Ранк отмечает, что процесс медленного погружения Голядкина в безумие, это смешение безумия и реальности и составляет главное достоинство повести, бедной внешними событиями, но написанной с непревзойденной психологической достоверностью. Писатель-реалист добивается «объективного описания параноидального состояния, в котором не упущено ни малейшей детали, но также воздействия окружения на безумие жертвы»[370]
. Следует сразу же отметить, что в определении паранойи Ранк следует психоаналитическому объяснению Фрейда из работы «Психоаналитические заметки об одном случае паранойи (dementia paranoides), описанной в автобиографии» (1911), где основоположник психоанализа характеризует ее как «предрасположенность к нарциссизму», которому соответствуют типичные идеи мании величия и преувеличение своего Я с точки зрения сексуальной жизни[371]. Исследуя литературные репрезентации мотива двойника, Ранк подтверждает концепцию Фрейда и выявляет, что главным преследователем является собственное Я — тот другой, кто был когда-то самым любимым, но против которого теперь направлен механизм защиты.Фрейд в известной работе «Жуткое» (1919) также развивает тему двойника. По мысли Фрейда, двойник является одним из мотивов, производящих впечатление жуткого, зловещего (Unheimliche) — той разновидности пугающего, которое имеет начало в давно известном, в издавна привычном, в родном. Жуткое — это «скрытое-родное, подвергшееся вытеснению и вернувшееся назад»[372]

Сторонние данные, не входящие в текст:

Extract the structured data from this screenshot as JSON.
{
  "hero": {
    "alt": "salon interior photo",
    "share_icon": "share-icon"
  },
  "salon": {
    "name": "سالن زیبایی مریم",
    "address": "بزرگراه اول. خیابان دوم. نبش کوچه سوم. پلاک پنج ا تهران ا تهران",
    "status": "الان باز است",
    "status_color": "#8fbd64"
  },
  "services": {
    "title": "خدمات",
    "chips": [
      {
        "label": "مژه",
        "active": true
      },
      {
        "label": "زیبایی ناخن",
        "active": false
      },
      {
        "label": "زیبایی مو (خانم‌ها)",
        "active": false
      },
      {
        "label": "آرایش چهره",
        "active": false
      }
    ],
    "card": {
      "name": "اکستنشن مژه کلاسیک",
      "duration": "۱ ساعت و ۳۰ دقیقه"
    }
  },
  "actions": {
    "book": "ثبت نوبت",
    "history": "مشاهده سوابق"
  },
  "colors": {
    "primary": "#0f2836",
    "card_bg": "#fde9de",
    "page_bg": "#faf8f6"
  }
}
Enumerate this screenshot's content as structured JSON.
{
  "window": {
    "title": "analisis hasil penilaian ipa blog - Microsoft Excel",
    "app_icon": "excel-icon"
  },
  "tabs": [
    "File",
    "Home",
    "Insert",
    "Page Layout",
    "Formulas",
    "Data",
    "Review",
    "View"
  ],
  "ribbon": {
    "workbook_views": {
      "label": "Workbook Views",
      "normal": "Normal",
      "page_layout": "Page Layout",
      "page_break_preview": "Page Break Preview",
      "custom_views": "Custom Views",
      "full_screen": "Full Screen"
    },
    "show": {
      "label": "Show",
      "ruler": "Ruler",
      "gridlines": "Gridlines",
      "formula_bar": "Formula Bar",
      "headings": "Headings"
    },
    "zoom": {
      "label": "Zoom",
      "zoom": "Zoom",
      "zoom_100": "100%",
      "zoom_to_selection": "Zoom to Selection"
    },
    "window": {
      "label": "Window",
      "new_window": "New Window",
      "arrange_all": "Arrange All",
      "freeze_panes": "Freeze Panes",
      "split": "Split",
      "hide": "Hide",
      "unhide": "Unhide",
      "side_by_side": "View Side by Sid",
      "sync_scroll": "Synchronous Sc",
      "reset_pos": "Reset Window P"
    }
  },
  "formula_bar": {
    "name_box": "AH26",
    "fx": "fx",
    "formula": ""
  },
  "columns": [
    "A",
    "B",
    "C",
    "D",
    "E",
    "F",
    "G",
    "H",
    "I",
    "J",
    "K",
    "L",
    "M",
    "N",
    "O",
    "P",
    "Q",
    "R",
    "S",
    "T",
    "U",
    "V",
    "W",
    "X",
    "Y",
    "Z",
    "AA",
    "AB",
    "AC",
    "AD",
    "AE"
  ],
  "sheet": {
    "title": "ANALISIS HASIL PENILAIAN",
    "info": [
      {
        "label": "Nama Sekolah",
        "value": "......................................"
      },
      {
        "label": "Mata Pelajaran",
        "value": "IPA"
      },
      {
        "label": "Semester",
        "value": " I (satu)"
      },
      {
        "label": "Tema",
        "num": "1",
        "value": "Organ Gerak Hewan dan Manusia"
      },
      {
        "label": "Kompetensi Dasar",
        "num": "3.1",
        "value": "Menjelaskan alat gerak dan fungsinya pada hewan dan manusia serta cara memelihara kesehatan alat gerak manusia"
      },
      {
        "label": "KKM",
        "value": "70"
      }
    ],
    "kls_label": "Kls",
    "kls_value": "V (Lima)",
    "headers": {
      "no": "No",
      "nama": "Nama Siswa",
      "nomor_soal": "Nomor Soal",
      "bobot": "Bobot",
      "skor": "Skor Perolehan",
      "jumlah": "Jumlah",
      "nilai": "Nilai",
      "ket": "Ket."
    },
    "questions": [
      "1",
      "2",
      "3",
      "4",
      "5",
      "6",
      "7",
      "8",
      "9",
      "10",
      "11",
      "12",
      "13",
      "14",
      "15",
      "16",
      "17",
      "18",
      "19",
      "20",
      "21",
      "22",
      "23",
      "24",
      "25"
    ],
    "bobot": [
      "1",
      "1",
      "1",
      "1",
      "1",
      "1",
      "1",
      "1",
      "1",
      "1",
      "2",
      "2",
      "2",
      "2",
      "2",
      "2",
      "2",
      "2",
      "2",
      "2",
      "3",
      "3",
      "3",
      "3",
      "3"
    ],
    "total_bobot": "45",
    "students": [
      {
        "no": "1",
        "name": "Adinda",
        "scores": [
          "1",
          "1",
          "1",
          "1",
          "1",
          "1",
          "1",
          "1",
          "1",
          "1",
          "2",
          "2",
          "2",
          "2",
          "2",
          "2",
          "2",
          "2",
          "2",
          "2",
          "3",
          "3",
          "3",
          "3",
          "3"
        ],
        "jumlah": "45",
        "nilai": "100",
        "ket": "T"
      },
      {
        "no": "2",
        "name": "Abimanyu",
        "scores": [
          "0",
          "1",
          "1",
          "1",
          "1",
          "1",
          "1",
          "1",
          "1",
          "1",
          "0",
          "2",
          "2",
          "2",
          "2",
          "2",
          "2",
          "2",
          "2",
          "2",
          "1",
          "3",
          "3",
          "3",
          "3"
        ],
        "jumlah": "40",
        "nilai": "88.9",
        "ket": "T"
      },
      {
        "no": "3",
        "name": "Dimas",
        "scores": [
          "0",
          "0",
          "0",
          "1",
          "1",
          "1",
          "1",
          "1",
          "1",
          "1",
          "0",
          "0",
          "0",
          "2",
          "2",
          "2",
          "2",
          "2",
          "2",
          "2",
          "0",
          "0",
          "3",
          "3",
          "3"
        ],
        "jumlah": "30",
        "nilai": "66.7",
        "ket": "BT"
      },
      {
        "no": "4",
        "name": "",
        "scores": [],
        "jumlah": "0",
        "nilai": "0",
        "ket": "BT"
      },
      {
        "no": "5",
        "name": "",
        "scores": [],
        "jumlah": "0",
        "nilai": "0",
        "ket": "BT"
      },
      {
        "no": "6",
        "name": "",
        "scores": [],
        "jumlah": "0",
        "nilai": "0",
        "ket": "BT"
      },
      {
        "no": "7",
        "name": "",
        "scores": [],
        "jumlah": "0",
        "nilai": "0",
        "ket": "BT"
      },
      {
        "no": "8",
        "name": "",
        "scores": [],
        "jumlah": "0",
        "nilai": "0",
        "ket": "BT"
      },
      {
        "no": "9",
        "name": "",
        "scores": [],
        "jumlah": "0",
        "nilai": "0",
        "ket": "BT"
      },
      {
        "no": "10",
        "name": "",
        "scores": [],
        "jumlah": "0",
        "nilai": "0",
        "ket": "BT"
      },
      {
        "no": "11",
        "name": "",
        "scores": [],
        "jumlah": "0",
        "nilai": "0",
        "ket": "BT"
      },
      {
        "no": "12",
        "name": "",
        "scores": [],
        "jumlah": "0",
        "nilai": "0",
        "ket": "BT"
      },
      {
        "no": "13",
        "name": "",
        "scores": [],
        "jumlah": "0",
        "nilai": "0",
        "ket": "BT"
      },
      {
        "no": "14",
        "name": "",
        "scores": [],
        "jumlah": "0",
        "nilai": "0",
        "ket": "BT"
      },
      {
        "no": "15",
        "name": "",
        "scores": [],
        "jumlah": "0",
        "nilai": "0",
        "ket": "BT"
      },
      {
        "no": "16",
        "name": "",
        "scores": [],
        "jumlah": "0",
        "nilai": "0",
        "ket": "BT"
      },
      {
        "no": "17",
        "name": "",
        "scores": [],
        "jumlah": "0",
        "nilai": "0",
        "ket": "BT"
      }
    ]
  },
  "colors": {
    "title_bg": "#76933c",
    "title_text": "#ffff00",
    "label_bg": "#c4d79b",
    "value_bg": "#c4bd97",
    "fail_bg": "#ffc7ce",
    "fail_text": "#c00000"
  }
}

.Переходя к психоаналитическим интерпретациям «Двойника» Достоевского во Франции, следует сразу же оговорить, что нас будет главным образом интересовать не бессознательное автора, чем занимается психобиография, не бессознательное творчества, являющееся уделом психокритики, а работы, появившиеся после тех сдвигов в теории психоанализа, которые произошли на рубеже 1960–1970‐х годов, благодаря структурно-лингвистической концепции бессознательного Ж. Лакана, согласно которой, в частности, «бессознательное структурировано как язык». Немаловажную роль в интерпретациях «Двойника» и других произведений сыграло также открытие французами «диалогизма» и «полифонии неслиянных голосов» в теории М. Бахтина, чья книга «Проблемы поэтики Достоевского» вышла в 1970 году с предисловием Ю. Кристевой, озаглавленным «Разрушение поэтики»[373]
.С начала 1970‐х годов во Франции формируется интерес к «бессознательному текста», которое может проявляться независимо от интенции автора, этот «психоанализ литературного текста» вписывается также в рамки одного из направлений французского литературоведения, получившего название «генетической критики»[374]
. Ж. Бельмен-Ноэль является автором ряда основополагающих работ по психоанализу литературных текстов («Психоанализ и литература», 1978; «К бессознательному текста» 1979). Согласно теории текстуального анализа (textanalyse) Бельмена-Ноэля, психоанализ, примененный к литературному произведению, позволяет глубже проникнуть в глубинную проблематику произведения, выявить не то, что хотел сказать автор, а то, что сказалось в тексте на бессознательном уровне, который и подлежит интерпретации и постижению. Такая переориентация психоанализа от анализа авторов и героев к анализу самого движения текста со всем его внутренним содержимым (поэтические тропы, риторические фигуры, интертекстуальные связи) безусловно происходила под влиянием не только Фрейда, но и Лакана. Важной в этой методологии является и роль читателя или критика, поскольку психоанализ литературы предполагает мобилизацию бессознательного читателя — без его включения текст не может «говорить». Задачей критика является выявление не единственно возможного значения бессознательного (la signification), но одного из возможных значений, которые ему открываются в процессе чтения. Таким образом, бессознательное текста оказывается не в начале, а в конце пути: оно является «эффектом желания», «эффектом бессознательного», вытекающим из встречи между «потенциальными богатствами» текста и бессознательным читателя, который их эксплуатирует по-своему.